RESPECT (2021)
Directed by Liesl Tommy
United Artists, 145 minutes, PG-13
★★★
In 2009, an African American student in my class at Smith College asked me who sang “My Country t’is of Thee” at Barack Obama’s inauguration. It took me aback, but I had the presence of mind to ask her to YouTube more Aretha Franklin and read about her. Bless her heart, that’s exactly what she did and the “Queen of Soul” had a new young fan.
I tell this story because Respect is a bit like Franklin at Obama’s inauguration: a taste for those who know little about her. It won’t, however, tell them much. It lost money at the box office, but racism was not to blame. Like too many biopics in the “based upon” category, Respect tried to do too much, assumed too much, and relied too heavily on name recognition. It’s a decent movie, but ultimately a mid-pack pick.
The mature Aretha was played by Jennifer Hudson, Franklin’s own choice. As we see in the clip as the credits roll, she’s no Aretha, but who is? Hudson is about as close as it gets and deserves any kudos that come her way. The problem lies with Tracey Scott Wilson’s screenplay, which follows Franklin from 1952-72, when she recorded her best-selling record, the gospel album Amazing Grace. Twenty years isn’t a bad sweep for a biopic, but unless you know about Franklin’s life (or read up in advance), you’ll be lost in a welter of important-but-unexplained characters. For instance, at one point in the film a distraught Aretha calls upon her friend Sam.” That would be Sam Cooke (Kelvin Hair), who practically invented soul. Nor will you understand that when Aretha made Amazing Grace, “James” (Tituss Burgess) the minister comforting and accompanying her was James Cleveland, known as the “King of Gospel for reinventing the genre.
Respect is an odd film in several ways. There’s a lot about the dynamics between Aretha and her overbearing father, C. L. Franklin (Forest Whitaker), but it would have helped to state what is implied: that the Rev. Franklin was better at preaching than following the gospel. When we see Aretha pregnant at 12—and not by the man implied in the film–she was following C. L.’s footsteps; he impregnated at 12-year-old himself, plus two more before he married Barbara Siggers (Audra McDonald in a cameo), Aretha’s mother. On the positive side, the Rev. Franklin was an early civil rights activist, which is why famous people like the Rev.
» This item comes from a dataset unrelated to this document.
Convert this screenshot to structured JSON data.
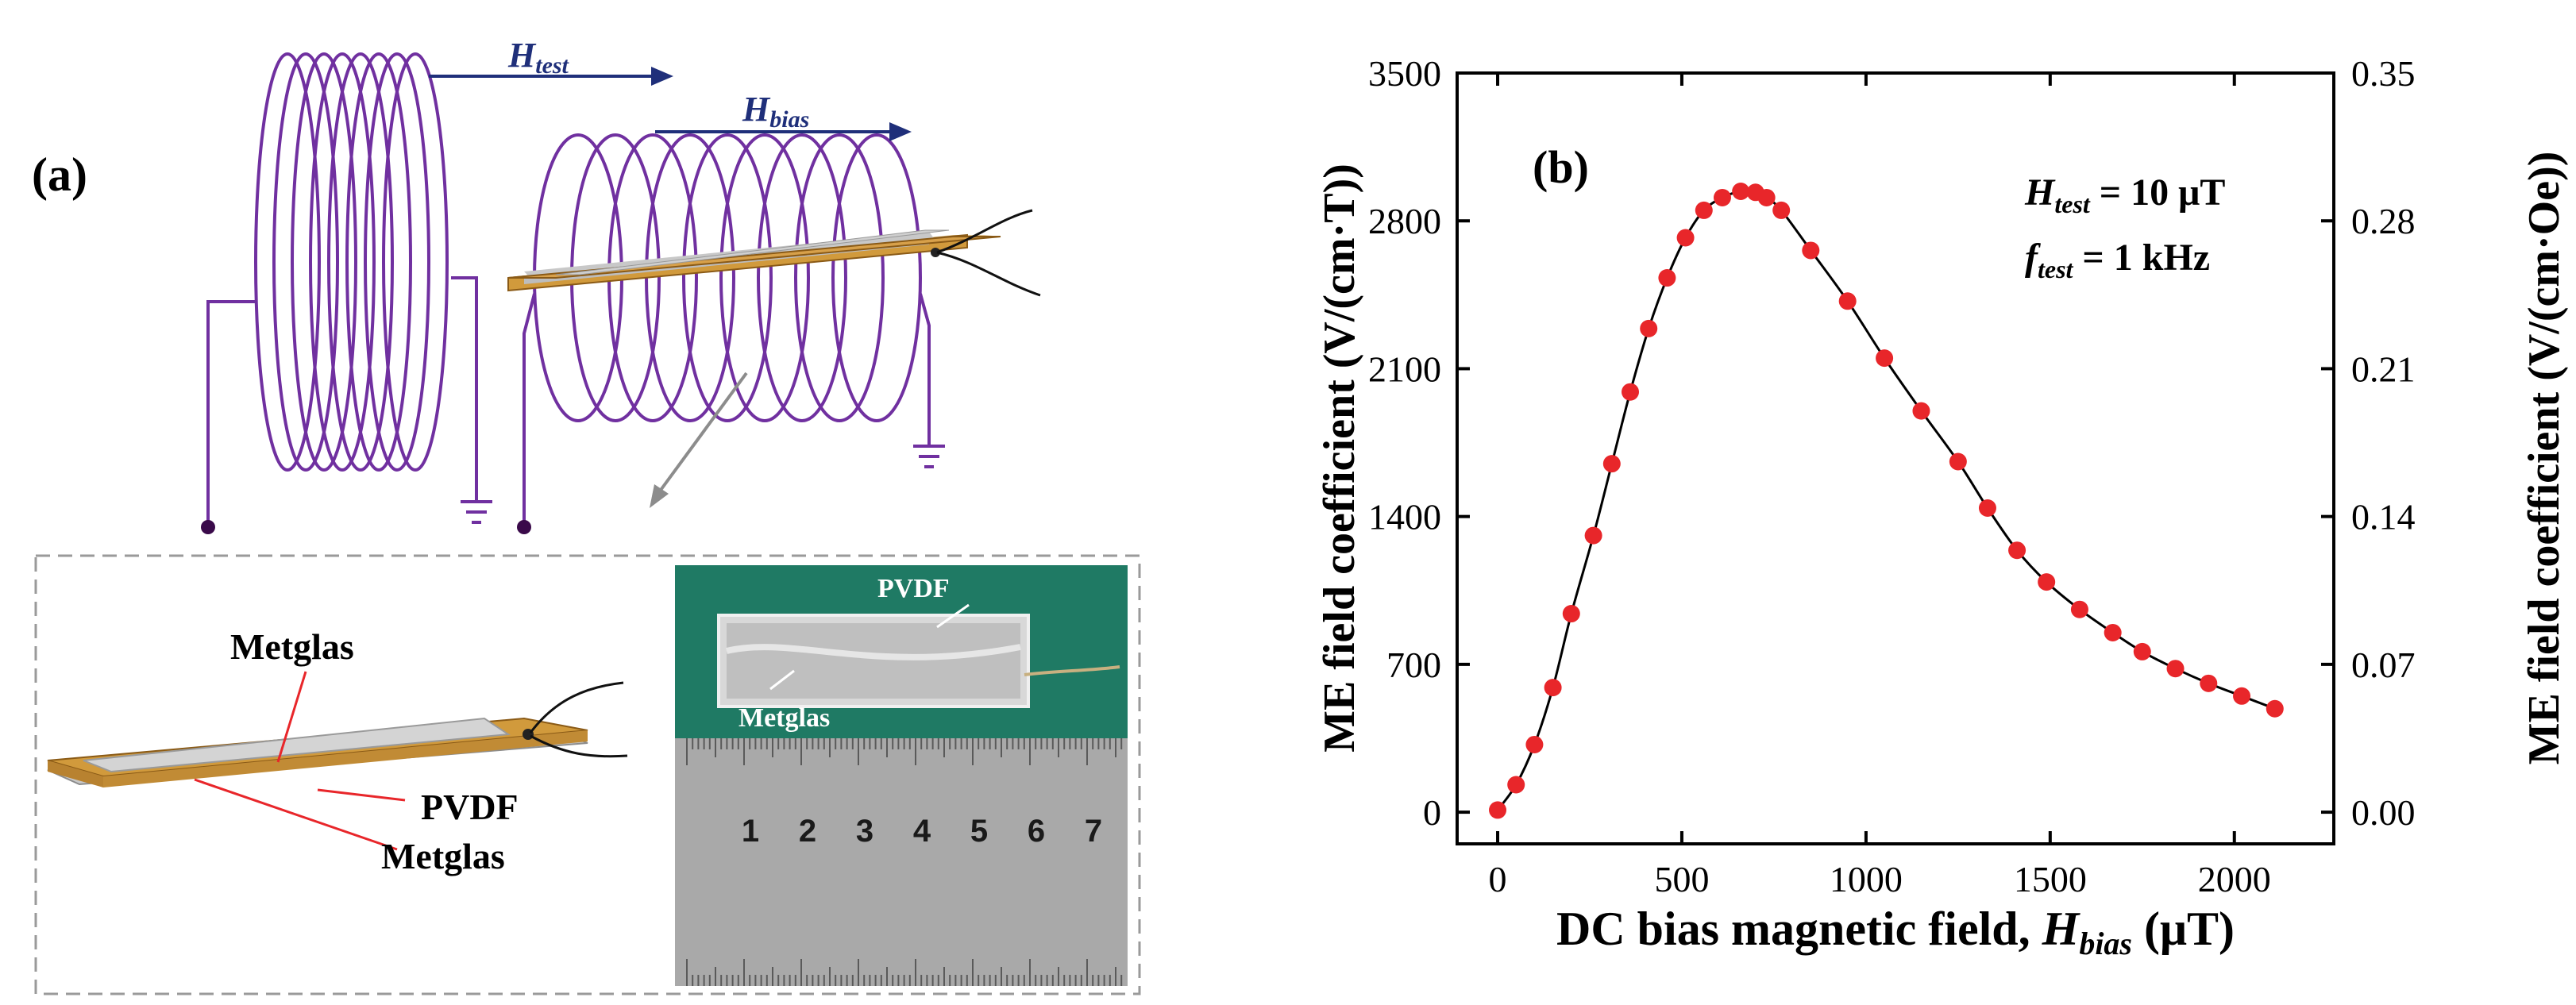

Martin Luther King Jr. (Gilbert Glenn Brown) hung out at C. L.’s Detroit home.
And so it goes. We get wonderful performances from Hudson, the woefully underrated Whitaker, Marlon Wayans as Franklin’s abusive first husband Ted White, Saycon Sengbloh and Hailey Kilgore as Aretha’s sisters Emma and Carolyn, Mary J. Blige as the tempestuous Dinah Washington who loves Aretha but doesn’t want her stepping on her turf, and Marc Maron as the manic music producer Jerry Wexler who made Franklin into a star.
The last point is crucial. Aside from C. L., Wexler, and White, most of the rest of the people are there because they were in Aretha’s orbit. Alas, they are more like wallpaper than foundations. Director Lisel Tommy too often allows her film to become an African-American version of A Star is Born. Yet, she is uncertain whether she is making a film for the cognoscenti or the newbies. The first, of course, already know Aretha was the Queen of Soul; the second–the bulk of ticket-buyers these days–don’t get enough information to know much more than Aretha switched from a small market gospel singer to a chartbuster when Wexler sent her to Muscle Shoals to record with a bunch of White backcountry good ole boys. (They were far more than that!) Add lots of music–superbly done by Ms. Hudson–and we get a very long film that’s also part musical documentary.
Put another way, Respect is a trifurcated film, part psychological drama, part Star is Born, and part cover album. It’s too bad, because the acting is really topnotch. Forest Whitaker should have gotten a Best Supporting Actor Oscar nod and Hudson should be singing the film’s title song, but Respect will be absent from the Oscars. Mid-pack films don’t generally get a lot of love when it comes to major awards. You can give it some, but educate yourself in advance.